Come vuole la prassi comunicativa d’Oltretevere, il primo colloquio tra il Papa e il premier Enrico Letta è stato “particolarmente intenso e cordiale”. Al centro dell’incontro che si è svolto nella Biblioteca del Palazzo apostolico, la disoccupazione giovanile (Papa Francesco ha sollecitato misure che creino e tutelino l’occupazione dei più giovani sia a livello nazionale sia comunitario), gli sviluppo della crisi egiziana e la situazione in Medio oriente. A tal proposito, il premier ha raccontato al Pontefice i particolari del suo recente viaggio in Israele. Proprio ieri, l’arcivescovo di Santiago del Cile, monsignor Ricardo Ezzati Andrello, confermava l’intenzione del Papa di recarsi entro il 2014 in Israele e a Istanbul, ricambiando così la visita dello scorso marzo del Patriarca Bartolomeo I a Roma .
Il cattolico adulto Marino in Vaticano
Particolarmente atteso era poi l’incontro di Bergoglio con il neosindaco di Roma, Ignazio Marino, giunto in bicicletta nel cortile di San Damaso. Il primo cittadino della Capitale ha posizioni che il vaticanista dell’Espresso, Sandro Magister, definì qualche tempo fa “da cattolico adulto”: aperto ai registri per le unioni omosessuali (benché abbia preferito non presenziare al recente Gay Pride, scatenando l’ira degli organizzatori, salvo poi mandare un saluto scritto), favorevole all’aborto e soprattutto all’eutanasia. Se è vero che le gerarchie vaticane hanno preferito non interferire nella campagna elettorale, c’era attesa per sapere se Francesco avrebbe toccato nel colloquio gli argomenti considerati più spinosi e delicati. Ma anche questa volta il Papa ha preferito andare oltre, non intervenendo sui cosiddetti principi non negoziabili.

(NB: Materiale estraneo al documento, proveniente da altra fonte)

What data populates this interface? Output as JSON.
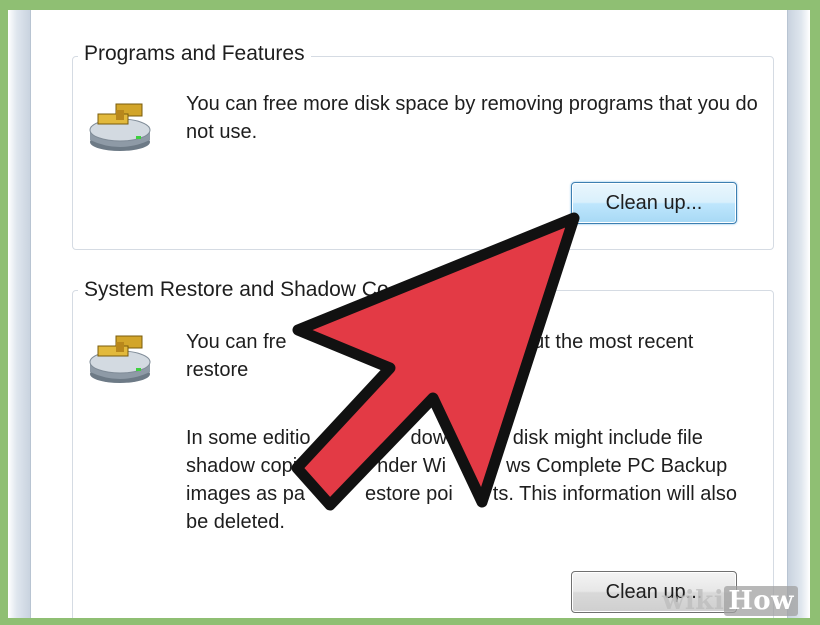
{
  "programs_features": {
    "title": "Programs and Features",
    "description": "You can free more disk space by removing programs that you do not use.",
    "cleanup_label": "Clean up..."
  },
  "system_restore": {
    "title": "System Restore and Shadow Co",
    "description_1": "You can fre       moving all but the most recent restore",
    "description_2": "In some editio     dow    disk might include file shadow copi    nder Wi   ws Complete PC Backup images as pa   estore poi  ts. This information will also be deleted.",
    "cleanup_label": "Clean up..."
  },
  "icons": {
    "drive": "hard-drive-icon",
    "arrow": "red-arrow-pointer"
  },
  "colors": {
    "arrow_fill": "#e33a45",
    "focus_border": "#3c7fb1",
    "background": "#8fbf73"
  },
  "watermark": {
    "prefix": "wiki",
    "suffix": "How"
  }
}
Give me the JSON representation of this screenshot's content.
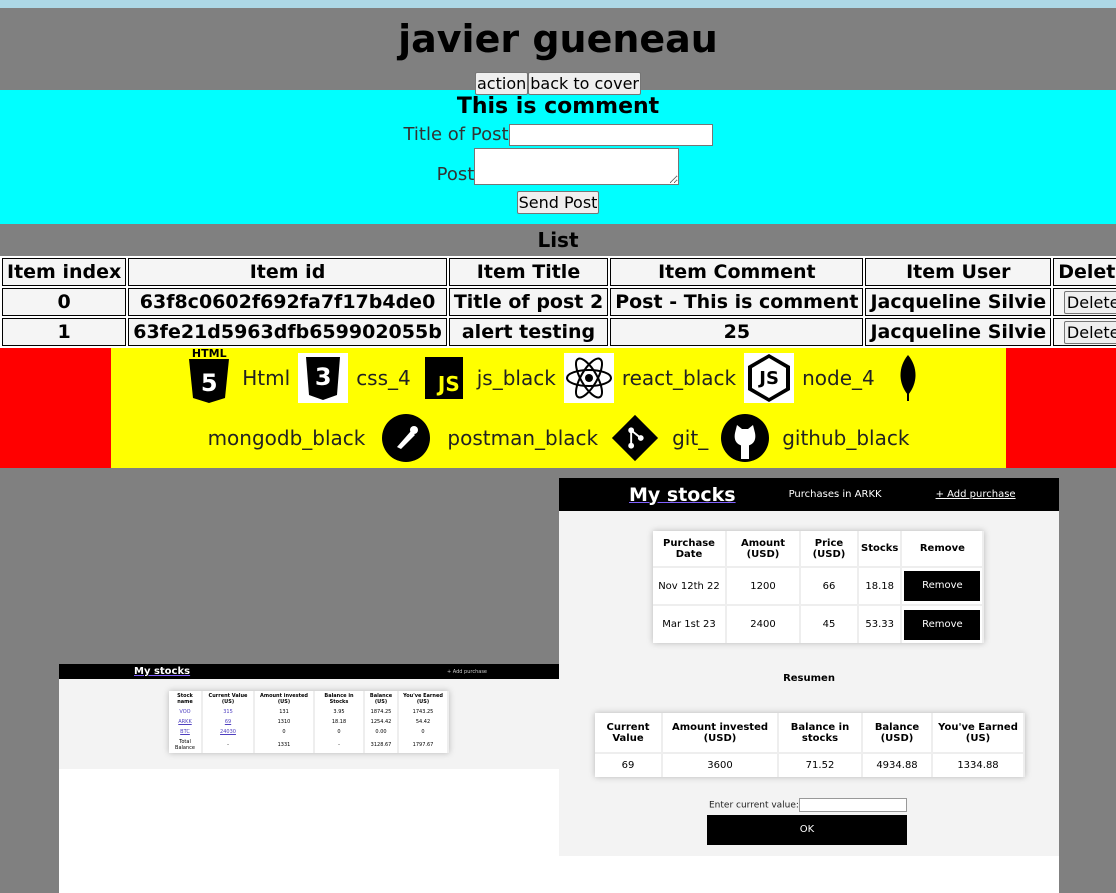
{
  "header": {
    "title": "javier gueneau",
    "action_label": "action",
    "back_label": "back to cover"
  },
  "comment": {
    "heading": "This is comment",
    "title_label": "Title of Post",
    "title_value": "",
    "post_label": "Post",
    "post_value": "",
    "send_label": "Send Post"
  },
  "list": {
    "heading": "List",
    "columns": [
      "Item index",
      "Item id",
      "Item Title",
      "Item Comment",
      "Item User",
      "Delete"
    ],
    "rows": [
      {
        "index": "0",
        "id": "63f8c0602f692fa7f17b4de0",
        "title": "Title of post 2",
        "comment": "Post - This is comment",
        "user": "Jacqueline Silvie",
        "delete": "Delete"
      },
      {
        "index": "1",
        "id": "63fe21d5963dfb659902055b",
        "title": "alert testing",
        "comment": "25",
        "user": "Jacqueline Silvie",
        "delete": "Delete"
      }
    ]
  },
  "tech": {
    "html": "Html",
    "html_badge": "HTML",
    "css": "css_4",
    "js": "js_black",
    "react": "react_black",
    "node": "node_4",
    "mongo": "mongodb_black",
    "postman": "postman_black",
    "git": "git_",
    "github": "github_black",
    "js_glyph": "JS",
    "node_glyph": "JS",
    "html_glyph": "5",
    "css_glyph": "3"
  },
  "shot1": {
    "title": "My stocks",
    "add": "+ Add purchase",
    "columns": [
      "Stock name",
      "Current Value (US)",
      "Amount invested (US)",
      "Balance in Stocks",
      "Balance (US)",
      "You've Earned (US)"
    ],
    "rows": [
      [
        "VOO",
        "315",
        "131",
        "3.95",
        "1874.25",
        "1743.25"
      ],
      [
        "ARKK",
        "69",
        "1310",
        "18.18",
        "1254.42",
        "54.42"
      ],
      [
        "BTC",
        "24030",
        "0",
        "0",
        "0.00",
        "0"
      ],
      [
        "Total Balance",
        "-",
        "1331",
        "-",
        "3128.67",
        "1797.67"
      ]
    ]
  },
  "shot2": {
    "title": "My stocks",
    "subtitle": "Purchases in ARKK",
    "add": "+ Add purchase",
    "purchase_columns": [
      "Purchase Date",
      "Amount (USD)",
      "Price (USD)",
      "Stocks",
      "Remove"
    ],
    "purchases": [
      {
        "date": "Nov 12th 22",
        "amount": "1200",
        "price": "66",
        "stocks": "18.18",
        "remove": "Remove"
      },
      {
        "date": "Mar 1st 23",
        "amount": "2400",
        "price": "45",
        "stocks": "53.33",
        "remove": "Remove"
      }
    ],
    "resumen": "Resumen",
    "summary_columns": [
      "Current Value",
      "Amount invested (USD)",
      "Balance in stocks",
      "Balance (USD)",
      "You've Earned (US)"
    ],
    "summary": [
      "69",
      "3600",
      "71.52",
      "4934.88",
      "1334.88"
    ],
    "enter_label": "Enter current value:",
    "enter_value": "",
    "ok": "OK"
  }
}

Il Papa silente sui principi non negoziabili
D’altronde, fino a oggi non l’ha fatto riguardo la legge Taubira che in Francia legalizza i matrimoni tra persone dello stesso sesso, né ha speso parole sull’analogo provvedimento all’esame del Parlamento britannico. Stesso comportamento tenuto a metà giugno, quando nell’omelia per la Giornata dell’Evangelium Vitae (la grande enciclica di Giovanni Paolo II che denuncia la cultura della morte) ha solo sporadicamente ricordato lo scritto di Wojtyla né è entrato nello specifico sul tema dell’aborto, deludendo più di un’organizzazione cattolica presente sul sagrato di piazza san Pietro.
L’appello alla “disobbedienza civile” del cardinale Burke
Se il Papa preferisce demandare alle conferenze episcopali nazionali il rapporto con i governi sui temi che toccano la morale e la bioetica, chi non le manda a dire è il cardinale americano Raymond Leo Burke. Uomo di curia (è prefetto del Supremo tribunale della Signatura apostolica) e conservatore, Burke è da sempre in prima fila nella battaglia nell’avvertire sui rischi dell’ormai dilagante secolarizzazione del mondo cristiano. Lo ha fatto anche qualche giorno fa, aprendo i lavori della conferenza internazionale ospitata dall’Istituto Dignitatis Humanae, nei giardini vaticani. “Basta leggere un quotidiano o accendere il televisore per rendersi conto che il cristiano è sempre meno tollerato, che l’ordine del giorno laicista non cessa i suoi sforzi per mettere in secondo piano, intimidire e soffocare la testimonianza dei fedeli cristiani”. Il porporato americano (che ha partecipato alla terza edizione della Marcia per la Vita, lo scorso maggio a Roma) fa degli esempi concreti: Stati Uniti, dove “la politica sta sostenendo inesorabilmente l’ulteriore liberalizzazione di ogni restrizione sull’aborto”; Gran Bretagna, paese in cui l’approvazione della legge sulle nozze gay è ormai “solo questione di tempo”. Da qui, l’invito ai cattolici (fedeli e sacerdoti) a scendere in piazza e a combattere, “perché l’Evangelium Vitae consente la disobbedienza civile”.